Интересную теорию в этом ключе выдвинул современный немецкий психотерапевт Фридрих Хуземан. Смерть для человека, как и для всякого живого существа, неотвратима, вот почему можно говорить о естественной необходимости смерти, которой подчиняется человек. Однако в результате процесса смерти «пластические» (духовные) силы постоянно освобождаются от связи с телом. Благодаря этому процессу превращения эти силы возвращаются к своему первоначальному состоянию, в котором они находились до того, как вступили в связь с телесным началом: они больше не подчиняются земному определению, они снова обладают всеми созидательными возможностями, они могут превращаться в сознании в любые форму и качества.

В результате процесса смерти человек получает исконные пластические силы в свое полное распоряжение, а в каком смысле и для какой цели он их употребит - зависит от него. Эти освободившиеся пластические силы дают, - поскольку они свободны от определения, - полную свободу человеческой индивидуальности. И это имеет принципиальное значение: ведь только вследствие такого превращения пластических сил в человеческом организме освобождается место для собственно человеческого начала. А оно появляется именно там, где человек свободно развивает свою духовную сущность.

Впрочем, человек делает это с раннего возраста, хотя поначалу бессознательно. Ведь уже когда ребенок какие-то впечатления от мира удерживает в памяти, а какие-то забывает, он, очевидно, делает выбор: он оживляет лишь те воспоминания, которые сумели пробудить в нем интерес. А это и есть непосредственное проявление жизни его собственной духовной сущности, его «Я».
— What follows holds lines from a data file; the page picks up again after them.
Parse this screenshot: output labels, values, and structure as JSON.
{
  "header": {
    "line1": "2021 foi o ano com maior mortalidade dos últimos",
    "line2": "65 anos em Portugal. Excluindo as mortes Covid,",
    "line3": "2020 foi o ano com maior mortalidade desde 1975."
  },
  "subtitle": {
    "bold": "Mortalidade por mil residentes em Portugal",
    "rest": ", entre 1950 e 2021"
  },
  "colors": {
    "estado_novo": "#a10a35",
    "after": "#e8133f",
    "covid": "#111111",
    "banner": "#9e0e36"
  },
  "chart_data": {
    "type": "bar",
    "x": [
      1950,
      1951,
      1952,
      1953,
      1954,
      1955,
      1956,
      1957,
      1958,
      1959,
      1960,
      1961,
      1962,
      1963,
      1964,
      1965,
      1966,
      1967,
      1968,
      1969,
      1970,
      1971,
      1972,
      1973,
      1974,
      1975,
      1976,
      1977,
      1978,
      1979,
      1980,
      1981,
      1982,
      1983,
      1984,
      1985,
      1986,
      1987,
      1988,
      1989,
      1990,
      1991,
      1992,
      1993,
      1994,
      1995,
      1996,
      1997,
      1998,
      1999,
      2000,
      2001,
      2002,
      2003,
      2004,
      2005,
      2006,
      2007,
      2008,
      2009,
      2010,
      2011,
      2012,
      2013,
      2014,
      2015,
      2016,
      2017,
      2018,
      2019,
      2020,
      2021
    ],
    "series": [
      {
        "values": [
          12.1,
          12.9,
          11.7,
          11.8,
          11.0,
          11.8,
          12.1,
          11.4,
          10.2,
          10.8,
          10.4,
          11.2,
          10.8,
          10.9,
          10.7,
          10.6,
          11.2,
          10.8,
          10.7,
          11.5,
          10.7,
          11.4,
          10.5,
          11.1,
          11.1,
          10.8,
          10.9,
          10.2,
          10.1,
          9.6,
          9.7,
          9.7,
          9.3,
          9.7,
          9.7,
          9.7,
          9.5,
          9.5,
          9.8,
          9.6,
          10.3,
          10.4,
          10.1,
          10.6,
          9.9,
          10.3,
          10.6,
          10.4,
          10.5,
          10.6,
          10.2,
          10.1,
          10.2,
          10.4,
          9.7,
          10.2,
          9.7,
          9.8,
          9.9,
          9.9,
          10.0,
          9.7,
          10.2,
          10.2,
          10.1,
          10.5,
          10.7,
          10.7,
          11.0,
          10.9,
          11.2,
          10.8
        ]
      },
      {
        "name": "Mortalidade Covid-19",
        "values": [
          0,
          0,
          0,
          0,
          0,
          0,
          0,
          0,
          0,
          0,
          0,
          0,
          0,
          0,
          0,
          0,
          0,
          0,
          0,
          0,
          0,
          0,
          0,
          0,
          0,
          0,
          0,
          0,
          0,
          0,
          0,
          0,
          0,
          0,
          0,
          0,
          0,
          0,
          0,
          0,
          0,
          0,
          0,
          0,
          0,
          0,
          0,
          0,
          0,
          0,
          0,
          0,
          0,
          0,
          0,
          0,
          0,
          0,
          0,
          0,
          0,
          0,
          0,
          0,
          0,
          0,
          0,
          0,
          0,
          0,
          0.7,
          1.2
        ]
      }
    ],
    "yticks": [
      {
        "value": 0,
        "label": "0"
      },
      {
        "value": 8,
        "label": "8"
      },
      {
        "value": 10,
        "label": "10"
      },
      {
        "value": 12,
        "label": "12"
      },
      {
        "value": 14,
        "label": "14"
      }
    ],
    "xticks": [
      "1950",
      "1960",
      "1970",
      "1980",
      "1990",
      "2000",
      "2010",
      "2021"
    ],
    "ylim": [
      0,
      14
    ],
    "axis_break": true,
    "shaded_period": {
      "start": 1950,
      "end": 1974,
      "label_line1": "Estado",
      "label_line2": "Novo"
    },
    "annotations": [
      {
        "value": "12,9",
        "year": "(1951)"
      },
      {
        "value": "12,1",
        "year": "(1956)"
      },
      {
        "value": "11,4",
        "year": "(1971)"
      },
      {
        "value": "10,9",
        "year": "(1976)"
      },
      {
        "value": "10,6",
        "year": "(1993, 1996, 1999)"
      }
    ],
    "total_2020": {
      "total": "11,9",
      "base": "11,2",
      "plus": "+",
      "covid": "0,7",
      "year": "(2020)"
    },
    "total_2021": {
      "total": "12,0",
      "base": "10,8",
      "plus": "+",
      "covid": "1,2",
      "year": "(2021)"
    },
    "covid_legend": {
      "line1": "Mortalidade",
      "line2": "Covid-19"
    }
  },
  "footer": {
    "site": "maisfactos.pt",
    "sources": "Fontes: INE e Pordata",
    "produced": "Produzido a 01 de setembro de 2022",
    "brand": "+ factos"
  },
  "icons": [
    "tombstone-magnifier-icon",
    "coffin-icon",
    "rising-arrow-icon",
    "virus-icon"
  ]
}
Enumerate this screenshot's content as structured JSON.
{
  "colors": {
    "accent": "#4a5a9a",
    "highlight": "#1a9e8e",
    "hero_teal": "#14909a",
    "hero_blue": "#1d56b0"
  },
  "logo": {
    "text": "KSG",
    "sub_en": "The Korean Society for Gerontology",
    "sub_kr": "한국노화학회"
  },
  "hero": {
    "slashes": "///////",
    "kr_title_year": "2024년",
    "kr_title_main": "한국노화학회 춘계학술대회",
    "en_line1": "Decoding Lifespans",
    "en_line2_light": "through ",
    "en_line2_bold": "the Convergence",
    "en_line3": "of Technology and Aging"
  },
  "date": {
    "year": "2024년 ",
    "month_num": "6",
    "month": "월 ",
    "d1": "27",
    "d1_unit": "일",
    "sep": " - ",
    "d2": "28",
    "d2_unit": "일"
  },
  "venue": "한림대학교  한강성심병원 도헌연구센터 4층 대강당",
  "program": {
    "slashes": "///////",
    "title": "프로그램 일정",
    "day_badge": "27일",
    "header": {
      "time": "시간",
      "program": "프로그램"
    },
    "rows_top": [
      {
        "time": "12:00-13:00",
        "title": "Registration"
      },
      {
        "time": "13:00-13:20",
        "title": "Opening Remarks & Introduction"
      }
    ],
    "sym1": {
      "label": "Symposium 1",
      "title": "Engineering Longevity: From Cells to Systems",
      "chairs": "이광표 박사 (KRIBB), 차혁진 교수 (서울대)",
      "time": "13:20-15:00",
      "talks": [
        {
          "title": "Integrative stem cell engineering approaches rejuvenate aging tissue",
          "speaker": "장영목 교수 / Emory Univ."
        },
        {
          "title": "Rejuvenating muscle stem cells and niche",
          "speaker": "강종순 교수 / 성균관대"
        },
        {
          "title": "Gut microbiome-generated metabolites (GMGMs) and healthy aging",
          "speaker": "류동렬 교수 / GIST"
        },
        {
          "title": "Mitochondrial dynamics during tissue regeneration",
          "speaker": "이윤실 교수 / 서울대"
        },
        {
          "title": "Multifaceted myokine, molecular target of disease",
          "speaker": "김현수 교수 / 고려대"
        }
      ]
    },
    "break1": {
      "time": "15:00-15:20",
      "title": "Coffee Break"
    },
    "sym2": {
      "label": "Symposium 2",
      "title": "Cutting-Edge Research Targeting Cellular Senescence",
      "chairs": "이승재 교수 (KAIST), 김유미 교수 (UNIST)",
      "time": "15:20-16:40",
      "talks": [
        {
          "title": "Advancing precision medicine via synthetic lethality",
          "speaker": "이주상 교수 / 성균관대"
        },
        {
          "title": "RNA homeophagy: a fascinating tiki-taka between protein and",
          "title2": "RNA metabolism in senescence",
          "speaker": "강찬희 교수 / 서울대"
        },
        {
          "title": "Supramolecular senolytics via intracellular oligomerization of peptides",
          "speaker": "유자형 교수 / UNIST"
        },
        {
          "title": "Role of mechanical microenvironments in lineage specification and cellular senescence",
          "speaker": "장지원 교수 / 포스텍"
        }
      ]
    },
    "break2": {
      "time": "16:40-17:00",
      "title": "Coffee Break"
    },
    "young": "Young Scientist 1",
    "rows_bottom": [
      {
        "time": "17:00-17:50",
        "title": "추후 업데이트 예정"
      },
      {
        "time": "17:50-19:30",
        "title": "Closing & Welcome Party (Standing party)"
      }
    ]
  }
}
Итак, человек обязан возможностью свободного раскрытия своей сокровеннейшей сущности тому факту, что в его организме участвует процесс смерти и что освобожденные благодаря этому процессу пластические силы служат основанием для душевной жизни. Процесс смерти, таким образом, составляет физиологическое основание для возникновения индивидуального мышления, а значит, для развития человека по направлению к свободе. Если следовать мысли Гёте, то в течение жизни можно наблюдать метаморфозы: вначале физическое тело дает душевной жизни возможность развиться. Но в той мере, в какой она развивается и становится более самостоятельной, оно предоставляет физическое тело самому себе. Постепенно «я» обретает способность к переживанию в относительно свободном от тела состоянии: теперь оно может переживать себя в воспоминаниях, подобно тому, как в детстве оно переживало себя в мире чувственных восприятий. А значит, действительно происходит метаморфоза: внешнее превращается во внутреннее.